If Boke's sources are accurate, the name "Lanceloz del Lac" occurs for the first time in Verse 3676 of the twelfth-century Roman de la Charrette. Lance, Lancelin, Lancelotik -- diminutives murmured at the brimming, salty, moist stars. Young knights in their teens learning to harp, hawk, and hunt; the Forest Dangerous and the Dolorous Tower; Aldebaran, Betelgeuse -- the thunder of Saracenic war cries. Marvelous deeds of arms, marvelous warriors, sparkling within the awful constellations above the Bokes' balcony: Sir Persand the Black Knight, and Sir Perimones the Red Knight, and Sir Pertolepe the Green Knight, and Sir Persant the Indigo Knight, and that bluff old party Sir Grummore Grummursum, muttering northern oaths under his breath. The field glass is not much good, the chart is all crumpled and damp, and: "You do not hold the flashlight properly"-- this to Mrs. Boke. (3)

 

“MacNab” (as Ivor Black called Vadim) brings to mind “names beginning with Mac” in Lance:

 

So the good guy grins, and the villain sneers, and a noble heart sports a slangy speech. Star tsars, directors of Galactic Unions, are practically replicas of those peppy, red-haired executives in earthy earth jobs, that illustrate with their little crinkles the human interest stories of the well-thumbed slicks in beauty  parlors. Invaders of Denebola and Spica, Virgo's finest, bear names beginning with Mac; cold scientists are usually found under Steins; some of them share with the supergalactic gals such  abstract labels as Biola or Vala. Inhabitants of foreign planets, "intelligent" beings, humanoid or of various mythic makes, have one remarkable trait in common: their intimate structure is never depicted.
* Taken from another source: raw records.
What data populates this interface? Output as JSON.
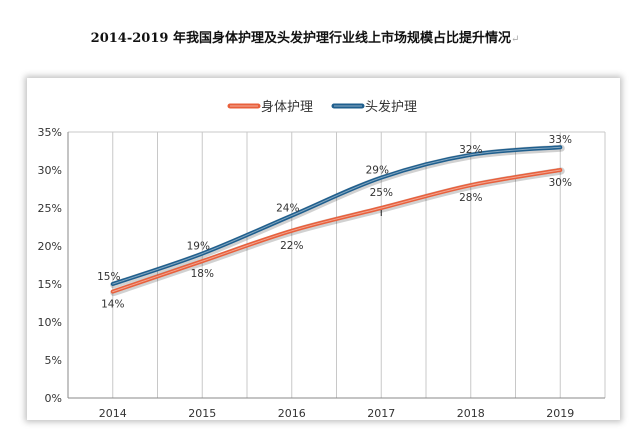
{
  "chart_data": {
    "type": "line",
    "title": "2014-2019 年我国身体护理及头发护理行业线上市场规模占比提升情况",
    "categories": [
      "2014",
      "2015",
      "2016",
      "2017",
      "2018",
      "2019"
    ],
    "series": [
      {
        "name": "身体护理",
        "values": [
          14,
          18,
          22,
          25,
          28,
          30
        ],
        "labels": [
          "14%",
          "18%",
          "22%",
          "25%",
          "28%",
          "30%"
        ],
        "color": "#E8603C"
      },
      {
        "name": "头发护理",
        "values": [
          15,
          19,
          24,
          29,
          32,
          33
        ],
        "labels": [
          "15%",
          "19%",
          "24%",
          "29%",
          "32%",
          "33%"
        ],
        "color": "#1F5F8E"
      }
    ],
    "ylim": [
      0,
      35
    ],
    "yticks": [
      "0%",
      "5%",
      "10%",
      "15%",
      "20%",
      "25%",
      "30%",
      "35%"
    ],
    "grid": "vertical",
    "legend": "top-center",
    "smooth": true
  }
}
In a supreme concession to biped propriety, not only do centaurs wear loincloths; they wear them about their forelegs. (1)

 

One of Bunin's most famous stories is Antonovskie yabloki ("The Antonov Apples," 1900). Vadim's family name that he finally manages to remember seems to be Prince Yablonski. It comes from yablonya (apple tree).